Re: [PATCH net-next v5 3/5] rtnetlink: Decouple net namespaces in rtnl_newlink_create()

From: Xiao Liang
Date: Thu Dec 12 2024 - 07:42:02 EST


On Thu, Dec 12, 2024 at 5:27 PM Paolo Abeni <pabeni@xxxxxxxxxx> wrote:
>
> On 12/9/24 15:01, Xiao Liang wrote:
> > There are 4 net namespaces involved when creating links:
> >
> > - source netns - where the netlink socket resides,
> > - target netns - where to put the device being created,
> > - link netns - netns associated with the device (backend),
> > - peer netns - netns of peer device.
> >
> > Currently, two nets are passed to newlink() callback - "src_net"
> > parameter and "dev_net" (implicitly in net_device). They are set as
> > follows, depending on netlink attributes.
> >
> > +------------+-------------------+---------+---------+
> > | peer netns | IFLA_LINK_NETNSID | src_net | dev_net |
> > +------------+-------------------+---------+---------+
> > | | absent | source | target |
> > | absent +-------------------+---------+---------+
> > | | present | link | link |
> > +------------+-------------------+---------+---------+
> > | | absent | peer | target |
> > | present +-------------------+---------+---------+
> > | | present | peer | link |
> > +------------+-------------------+---------+---------+
> >
> > When IFLA_LINK_NETNSID is present, the device is created in link netns
> > first. This has some side effects, including extra ifindex allocation,
> > ifname validation and link notifications. There's also an extra step to
> > move the device to target netns. These could be avoided if we create it
> > in target netns at the beginning.
> >
> > On the other hand, the meaning of src_net is ambiguous. It varies
> > depending on how parameters are passed. It is the effective link or peer
> > netns by design, but some drivers ignore it and use dev_net instead.
> >
> > This patch refactors netns handling by packing newlink() parameters into
> > a struct, and passing source, link and peer netns as is through this
> > struct. Fallback logic is implemented in helper functions -
> > rtnl_newlink_link_net() and rtnl_newlink_peer_net(). If is not set, peer
> > netns falls back to link netns, and link netns falls back to source netns.
> > rtnl_newlink_create() now creates devices in target netns directly,
> > so dev_net is always target netns.
> >
> > For drivers that use dev_net as fallback of link_netns, current behavior
> > is kept for compatibility.
> >
> > Signed-off-by: Xiao Liang <shaw.leon@xxxxxxxxx>
>
> I must admit this patch is way too huge for me to allow any reasonable
> review except that this has the potential of breaking a lot of things.
>
> I think you should be splitted to make it more palatable; i.e.
> - a patch just add the params struct with no semantic changes.
> - a patch making the dev_change_net_namespace() conditional on net !=
> tge_net[1]
> - many per-device patches creating directly the device in the target
> namespace.
> - a patch reverting [1]
>
> Other may have different opinions, I'd love to hear them.

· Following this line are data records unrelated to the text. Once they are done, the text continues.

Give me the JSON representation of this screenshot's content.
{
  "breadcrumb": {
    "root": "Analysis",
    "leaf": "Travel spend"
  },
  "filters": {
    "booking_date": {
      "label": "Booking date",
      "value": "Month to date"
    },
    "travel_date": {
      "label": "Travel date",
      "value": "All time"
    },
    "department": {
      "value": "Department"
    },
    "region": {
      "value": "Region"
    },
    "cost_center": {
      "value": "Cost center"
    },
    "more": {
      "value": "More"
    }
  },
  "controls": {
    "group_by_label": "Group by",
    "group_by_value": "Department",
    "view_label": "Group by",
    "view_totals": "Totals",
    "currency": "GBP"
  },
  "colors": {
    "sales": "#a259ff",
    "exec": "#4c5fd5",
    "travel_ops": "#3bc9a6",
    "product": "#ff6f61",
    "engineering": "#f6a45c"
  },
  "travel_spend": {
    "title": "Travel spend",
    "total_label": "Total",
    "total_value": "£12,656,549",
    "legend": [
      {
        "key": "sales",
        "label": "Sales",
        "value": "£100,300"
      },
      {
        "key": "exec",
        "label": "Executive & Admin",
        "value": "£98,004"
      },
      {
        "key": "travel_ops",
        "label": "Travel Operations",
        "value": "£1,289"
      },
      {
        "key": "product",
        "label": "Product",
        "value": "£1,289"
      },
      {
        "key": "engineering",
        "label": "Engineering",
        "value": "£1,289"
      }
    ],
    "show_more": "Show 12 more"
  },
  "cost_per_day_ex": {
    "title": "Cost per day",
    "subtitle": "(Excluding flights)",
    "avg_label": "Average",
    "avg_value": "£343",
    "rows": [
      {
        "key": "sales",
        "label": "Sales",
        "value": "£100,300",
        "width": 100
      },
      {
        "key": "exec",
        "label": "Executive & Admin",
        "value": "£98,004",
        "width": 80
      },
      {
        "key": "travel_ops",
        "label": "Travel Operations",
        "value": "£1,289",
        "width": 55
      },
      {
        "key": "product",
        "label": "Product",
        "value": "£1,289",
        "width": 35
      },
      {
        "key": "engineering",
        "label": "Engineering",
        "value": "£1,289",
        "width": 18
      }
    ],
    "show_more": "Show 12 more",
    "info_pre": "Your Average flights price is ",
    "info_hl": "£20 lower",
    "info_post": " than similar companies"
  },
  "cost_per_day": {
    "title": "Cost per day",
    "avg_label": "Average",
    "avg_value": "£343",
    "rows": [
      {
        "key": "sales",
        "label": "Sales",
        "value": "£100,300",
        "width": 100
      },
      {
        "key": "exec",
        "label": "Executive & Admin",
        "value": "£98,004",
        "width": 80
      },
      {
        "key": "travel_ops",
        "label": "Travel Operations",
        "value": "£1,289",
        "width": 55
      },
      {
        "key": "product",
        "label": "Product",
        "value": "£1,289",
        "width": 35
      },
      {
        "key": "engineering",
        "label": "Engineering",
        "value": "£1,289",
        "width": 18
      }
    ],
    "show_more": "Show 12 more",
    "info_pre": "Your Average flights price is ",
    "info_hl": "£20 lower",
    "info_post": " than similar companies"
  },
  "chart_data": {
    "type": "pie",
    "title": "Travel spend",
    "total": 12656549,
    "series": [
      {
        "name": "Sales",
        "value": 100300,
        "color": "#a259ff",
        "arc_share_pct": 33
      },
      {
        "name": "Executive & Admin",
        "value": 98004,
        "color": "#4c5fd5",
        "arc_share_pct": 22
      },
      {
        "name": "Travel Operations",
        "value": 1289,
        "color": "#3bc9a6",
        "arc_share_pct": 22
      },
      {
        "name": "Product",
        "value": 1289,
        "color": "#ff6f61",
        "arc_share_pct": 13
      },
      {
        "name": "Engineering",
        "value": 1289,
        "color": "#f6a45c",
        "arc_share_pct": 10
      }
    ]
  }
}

Thanks. I understand your concern. Since the device is created in common
code, how about splitting the patch this way:

1) make the params struct contain both current src_net and other netns:
struct rtnl_newlink_params {
struct net *net; // renamed from current src_net
struct net *src_net; // real src_net
struct net *link_net;
...
};
2) convert each driver to use the accurate netns,
3) remove "net", which is not used now, from params struct,
4) change rtnl_newlink_create() to create device in target netns
directly.

So 1) will be a big one but has no semantic changes.
And I will send Patch 1 in this series to the net tree instead.

>
> > diff --git a/drivers/net/amt.c b/drivers/net/amt.c
> > index 98c6205ed19f..2f7bf50e05d2 100644
> > --- a/drivers/net/amt.c
> > +++ b/drivers/net/amt.c
> > @@ -3161,14 +3161,17 @@ static int amt_validate(struct nlattr *tb[], struct nlattr *data[],
> > return 0;
> > }
> >
> > -static int amt_newlink(struct net *net, struct net_device *dev,
> > - struct nlattr *tb[], struct nlattr *data[],
> > - struct netlink_ext_ack *extack)
> > +static int amt_newlink(struct rtnl_newlink_params *params)
> > {
> > + struct net_device *dev = params->dev;
> > + struct nlattr **tb = params->tb;
> > + struct nlattr **data = params->data;
> > + struct netlink_ext_ack *extack = params->extack;
> > + struct net *link_net = rtnl_newlink_link_net(params);
> > struct amt_dev *amt = netdev_priv(dev);
> > int err = -EINVAL;
>
> Minor nit: here and and many other places, please respect the reverse
> xmas tree order.

Will fix this.